È la scintilla che farà scoccare il grande incendio? Di certo ci sono elementi nuovi nel conflitto che oppone palestinesi ed ebrei, riemerso in seguito alle proteste contro il previsto sfollamento di un certo numero di famiglie palestinesi da Sheik Jarrah, un sobborgo settentrionale di Gerusalemme, e ai tafferugli tra forze dell’ordine israeliane e giovani palestinesi sulla Spianata delle Moschee, sempre a Gerusalemme. Il lancio di razzi dalla Striscia di Gaza da parte di Hamas e altri gruppi armati stupisce ma non troppo, è un elemento ricorrente quando la tensione si alza oltre il limite (e può essere conseguenza di calcoli politici, vedi Raineri a pag. 33), per quanto la cifra di 1600 missili nei primi tre giorni, di cui il 10 per cento non è stato intercettato dal sistema anti-missili israeliano, ci fa capire non solo che Hamas ha ricostituito il suo arsenale dopo la guerra del 2014, ma che ha incrementato la potenza di fuoco (nel 2014 in oltre 50 giorni ne vennero sparati 4500).

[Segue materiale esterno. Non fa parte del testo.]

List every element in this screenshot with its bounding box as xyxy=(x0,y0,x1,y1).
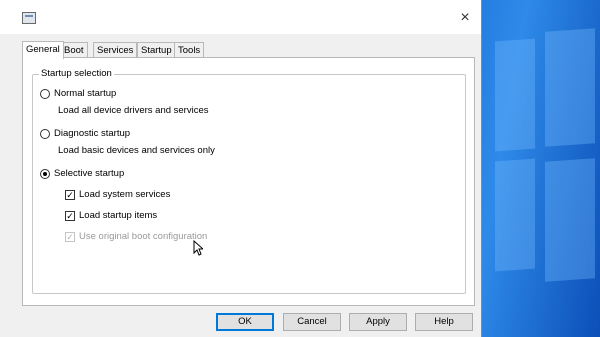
load-startup-items-option[interactable]: ✓ Load startup items xyxy=(65,210,157,221)
tab-tools[interactable]: Tools xyxy=(174,42,205,58)
selective-startup-option[interactable]: Selective startup xyxy=(40,168,124,179)
selective-startup-radio[interactable] xyxy=(40,168,50,179)
load-system-services-checkbox[interactable]: ✓ xyxy=(65,189,75,200)
diagnostic-startup-option[interactable]: Diagnostic startup xyxy=(40,128,130,139)
general-tab-panel: Startup selection Normal startup Load al… xyxy=(22,57,475,306)
load-startup-items-checkbox[interactable]: ✓ xyxy=(65,210,75,221)
load-system-services-label: Load system services xyxy=(79,189,171,200)
tab-boot[interactable]: Boot xyxy=(60,42,88,58)
selective-startup-label: Selective startup xyxy=(54,168,125,179)
use-original-boot-option: ✓ Use original boot configuration xyxy=(65,231,207,242)
tab-general[interactable]: General xyxy=(22,41,64,59)
system-configuration-dialog: × General Boot Services Startup Tools St… xyxy=(0,0,482,337)
mouse-cursor-icon xyxy=(193,240,203,256)
diagnostic-startup-radio[interactable] xyxy=(40,128,50,139)
normal-startup-label: Normal startup xyxy=(54,88,117,99)
cancel-button[interactable]: Cancel xyxy=(283,313,341,331)
wallpaper-pane xyxy=(495,158,535,272)
load-system-services-option[interactable]: ✓ Load system services xyxy=(65,189,170,200)
title-bar: × xyxy=(0,0,481,34)
tab-services[interactable]: Services xyxy=(93,42,138,58)
load-startup-items-label: Load startup items xyxy=(79,210,158,221)
diagnostic-startup-description: Load basic devices and services only xyxy=(58,145,215,156)
close-button[interactable]: × xyxy=(452,8,478,30)
wallpaper-pane xyxy=(495,38,535,152)
tab-startup[interactable]: Startup xyxy=(137,42,176,58)
help-button[interactable]: Help xyxy=(415,313,473,331)
close-icon: × xyxy=(460,9,470,26)
normal-startup-description: Load all device drivers and services xyxy=(58,105,209,116)
ok-button[interactable]: OK xyxy=(216,313,274,331)
diagnostic-startup-label: Diagnostic startup xyxy=(54,128,131,139)
normal-startup-radio[interactable] xyxy=(40,88,50,99)
use-original-boot-label: Use original boot configuration xyxy=(79,231,208,242)
wallpaper-pane xyxy=(545,28,595,147)
msconfig-icon xyxy=(22,12,36,24)
use-original-boot-checkbox: ✓ xyxy=(65,231,75,242)
dialog-button-bar: OK Cancel Apply Help xyxy=(0,304,481,337)
normal-startup-option[interactable]: Normal startup xyxy=(40,88,116,99)
wallpaper-pane xyxy=(545,158,595,282)
startup-selection-legend: Startup selection xyxy=(39,68,114,79)
apply-button[interactable]: Apply xyxy=(349,313,407,331)
startup-selection-group: Startup selection Normal startup Load al… xyxy=(32,68,466,294)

L’elemento però più preoccupante è che in una ventina di località israeliane vi siano stati scontri fra civili estremisti arabi e israeliani, con incendi e devastazioni. E non cessano. Significa che il livello di frustrazione e di conflittualità interno allo Stato israeliano (gli arabi sono il 20 per cento della popolazione) è tale da poter sconfinare in rivolta e anarchia.

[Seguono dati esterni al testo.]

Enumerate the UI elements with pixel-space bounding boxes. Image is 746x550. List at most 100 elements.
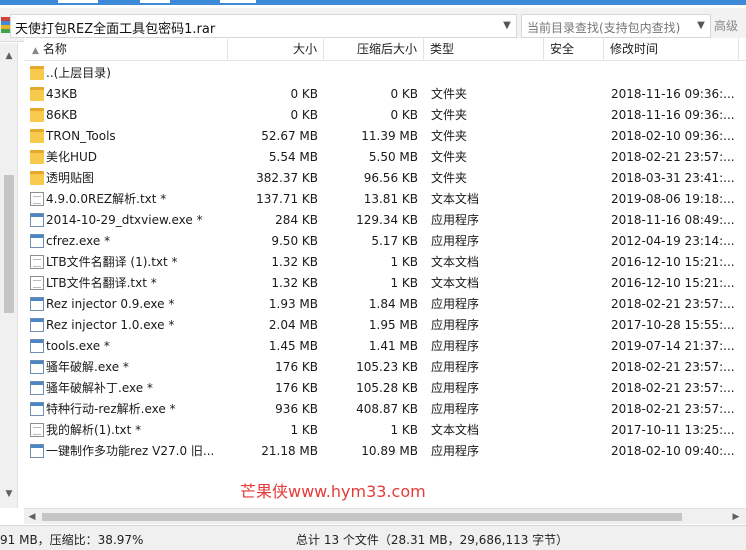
file-type: 应用程序 [431, 297, 480, 311]
table-row[interactable]: cfrez.exe * 9.50 KB 5.17 KB 应用程序 2012-04-19 … [24, 231, 746, 252]
file-size: 1.32 KB [271, 255, 318, 269]
file-type: 文本文档 [431, 423, 480, 437]
table-row[interactable]: 2014-10-29_dtxview.exe * 284 KB 129.34 KB 应… [24, 210, 746, 231]
file-packed-size [324, 63, 418, 84]
folder-icon [30, 171, 44, 185]
folder-icon [30, 66, 44, 80]
file-size: 284 KB [275, 213, 318, 227]
file-modified: 2018-11-16 09:36:... [611, 87, 735, 101]
file-packed-size: 11.39 MB [361, 129, 418, 143]
file-type: 应用程序 [431, 360, 480, 374]
application-icon [30, 318, 44, 332]
application-icon [30, 234, 44, 248]
column-header-modified[interactable]: 修改时间 [604, 38, 739, 61]
file-type: 文本文档 [431, 192, 480, 206]
table-row[interactable]: 美化HUD 5.54 MB 5.50 MB 文件夹 2018-02-21 23:57:.… [24, 147, 746, 168]
file-size: 52.67 MB [261, 129, 318, 143]
file-type: 应用程序 [431, 339, 480, 353]
file-list: ▲ 名称 大小 压缩后大小 类型 安全 修改时间 ..(上层目录) 43KB 0 KB… [24, 38, 746, 508]
file-size: 2.04 MB [268, 318, 318, 332]
column-header-size[interactable]: 大小 [228, 38, 324, 61]
file-name: TRON_Tools [46, 129, 116, 143]
file-size: 21.18 MB [261, 444, 318, 458]
status-total-info: 总计 13 个文件（28.31 MB，29,686,113 字节） [296, 533, 569, 547]
file-modified: 2018-11-16 09:36:... [611, 108, 735, 122]
file-size: 0 KB [290, 87, 318, 101]
column-header-packed-size[interactable]: 压缩后大小 [324, 38, 424, 61]
folder-icon [30, 87, 44, 101]
file-type: 文件夹 [431, 150, 468, 164]
search-input[interactable]: 当前目录查找(支持包内查找) ▼ [521, 14, 711, 38]
text-file-icon [30, 255, 44, 269]
table-row[interactable]: 特种行动-rez解析.exe * 936 KB 408.87 KB 应用程序 2018-… [24, 399, 746, 420]
table-row[interactable]: 骚年破解.exe * 176 KB 105.23 KB 应用程序 2018-02-21 … [24, 357, 746, 378]
file-modified: 2018-03-31 23:41:... [611, 171, 735, 185]
table-row[interactable]: 骚年破解补丁.exe * 176 KB 105.28 KB 应用程序 2018-02-2… [24, 378, 746, 399]
table-row[interactable]: 4.9.0.0REZ解析.txt * 137.71 KB 13.81 KB 文本文档 2… [24, 189, 746, 210]
file-modified: 2019-08-06 19:18:... [611, 192, 735, 206]
file-size: 1.45 MB [268, 339, 318, 353]
file-modified: 2018-02-10 09:40:... [611, 444, 735, 458]
file-size: 5.54 MB [268, 150, 318, 164]
file-packed-size: 0 KB [390, 108, 418, 122]
horizontal-scrollbar-thumb[interactable] [42, 513, 682, 521]
application-icon [30, 381, 44, 395]
table-row[interactable]: LTB文件名翻译.txt * 1.32 KB 1 KB 文本文档 2016-12-10 … [24, 273, 746, 294]
search-dropdown-icon[interactable]: ▼ [692, 16, 710, 36]
horizontal-scrollbar[interactable]: ◀ ▶ [24, 508, 746, 524]
advanced-search-button[interactable]: 高级 [714, 16, 746, 36]
left-scrollbar[interactable]: ▲ ▼ [0, 43, 18, 508]
file-name: LTB文件名翻译.txt * [46, 276, 157, 290]
file-modified: 2018-02-21 23:57:... [611, 402, 735, 416]
file-type: 文件夹 [431, 171, 468, 185]
file-name: 美化HUD [46, 150, 98, 164]
file-size: 176 KB [275, 360, 318, 374]
file-packed-size: 1.95 MB [368, 318, 418, 332]
table-row[interactable]: LTB文件名翻译 (1).txt * 1.32 KB 1 KB 文本文档 2016-12… [24, 252, 746, 273]
table-row[interactable]: 透明贴图 382.37 KB 96.56 KB 文件夹 2018-03-31 23:41… [24, 168, 746, 189]
path-history-dropdown-icon[interactable]: ▼ [498, 16, 516, 36]
scroll-left-icon[interactable]: ◀ [24, 509, 40, 525]
application-icon [30, 444, 44, 458]
file-name: LTB文件名翻译 (1).txt * [46, 255, 178, 269]
file-type: 应用程序 [431, 234, 480, 248]
archive-path-field[interactable]: 天使打包REZ全面工具包密码1.rar ▼ [10, 14, 517, 38]
file-size: 382.37 KB [256, 171, 318, 185]
folder-icon [30, 129, 44, 143]
table-row[interactable]: 86KB 0 KB 0 KB 文件夹 2018-11-16 09:36:... [24, 105, 746, 126]
scrollbar-thumb[interactable] [4, 175, 14, 313]
table-row[interactable]: tools.exe * 1.45 MB 1.41 MB 应用程序 2019-07-14 … [24, 336, 746, 357]
table-row[interactable]: 我的解析(1).txt * 1 KB 1 KB 文本文档 2017-10-11 13:2… [24, 420, 746, 441]
file-type: 文件夹 [431, 108, 468, 122]
column-header-security[interactable]: 安全 [544, 38, 604, 61]
column-header-type[interactable]: 类型 [424, 38, 544, 61]
file-name: 4.9.0.0REZ解析.txt * [46, 192, 167, 206]
table-row[interactable]: 43KB 0 KB 0 KB 文件夹 2018-11-16 09:36:... [24, 84, 746, 105]
file-modified: 2016-12-10 15:21:... [611, 276, 735, 290]
file-name: 骚年破解补丁.exe * [46, 381, 153, 395]
file-packed-size: 1.84 MB [368, 297, 418, 311]
file-packed-size: 10.89 MB [361, 444, 418, 458]
scroll-down-icon[interactable]: ▼ [0, 487, 18, 501]
text-file-icon [30, 276, 44, 290]
file-name: 86KB [46, 108, 78, 122]
file-modified: 2017-10-11 13:25:... [611, 423, 735, 437]
file-name: Rez injector 0.9.exe * [46, 297, 175, 311]
file-type: 应用程序 [431, 318, 480, 332]
column-header-name[interactable]: ▲ 名称 [24, 38, 228, 61]
scroll-right-icon[interactable]: ▶ [728, 509, 744, 525]
scroll-up-icon[interactable]: ▲ [0, 49, 18, 63]
file-modified: 2017-10-28 15:55:... [611, 318, 735, 332]
archive-path-text: 天使打包REZ全面工具包密码1.rar [15, 22, 216, 37]
folder-icon [30, 150, 44, 164]
file-packed-size: 5.50 MB [368, 150, 418, 164]
table-row[interactable]: Rez injector 1.0.exe * 2.04 MB 1.95 MB 应用程序… [24, 315, 746, 336]
file-packed-size: 129.34 KB [356, 213, 418, 227]
file-size: 1.93 MB [268, 297, 318, 311]
table-row[interactable]: Rez injector 0.9.exe * 1.93 MB 1.84 MB 应用程序… [24, 294, 746, 315]
file-modified: 2019-07-14 21:37:... [611, 339, 735, 353]
file-name: tools.exe * [46, 339, 110, 353]
table-row[interactable]: 一键制作多功能rez V27.0 旧... 21.18 MB 10.89 MB 应用程… [24, 441, 746, 462]
table-row[interactable]: TRON_Tools 52.67 MB 11.39 MB 文件夹 2018-02-10 … [24, 126, 746, 147]
table-row[interactable]: ..(上层目录) [24, 63, 746, 84]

Da anni molti leader israeliani mettono in guardia che l’irrisolto conflitto israelo-palestinese potrebbe alla fine portare a combattimenti all’interno dello Stato ebraico, e questo è quanto sta capitando adesso, quello che macerava sotto la superficie ora sta esplodendo, è una situazione completamente nuova, ha detto Tzipi Livni, ex ministro degli esteri israeliano citata dal «New York Times». In sostanza, secondo questa lettura la politica del premier Netanyahu (che ha continuato ad incoraggiare la costruzione di insediamenti ebraici illegali in territorio palestinese) unita alla strategia dell’ex presidente americano Trump di isolare i palestinesi favorendo la normalizzazione delle relazioni diplomatiche fra Israele e alcuni paesi arabi, non solo è fallita ma ha pure esacerbato la situazione. Dalla comunità internazionale sono giunti appelli a ridurre la tensione, anche da parte statunitense, forse nella speranza che questo scoppio di violenza si estingua presto, come altre volte in passato. Ma l’impotenza è generale. Israele ha ammassato truppe e carri armati al confine con Gaza e minaccia un’invasione, e nessuno potrebbe fermare il suo esercito. Come nessuno ha davvero una ricetta, un’idea su come far ripartire dei veri negoziati di pace fra israeliani e palestinesi, fermi ormai dai tempi di Obama. Non ci sono leader riconosciuti in Israele che abbiano la forza per porre di nuovo al centro del dibattito la questione palestinese, mentre in questi anni Netanyahu ha preferito soffocare e rimuovere  il problema. I paesi arabi possono anche essere meno ostili verso Israele, ufficialmente o nei fatti, per cui Israele non percepisce una diretta minaccia esterna, ma l’estensione di rivolte spontanee e di scontri fra civili arabi ed ebrei mostra in questo momento che per lo Stato ebraico il nuovo pericolo generato dall’annoso conflitto con i palestinesi è una destabilizzazione interna.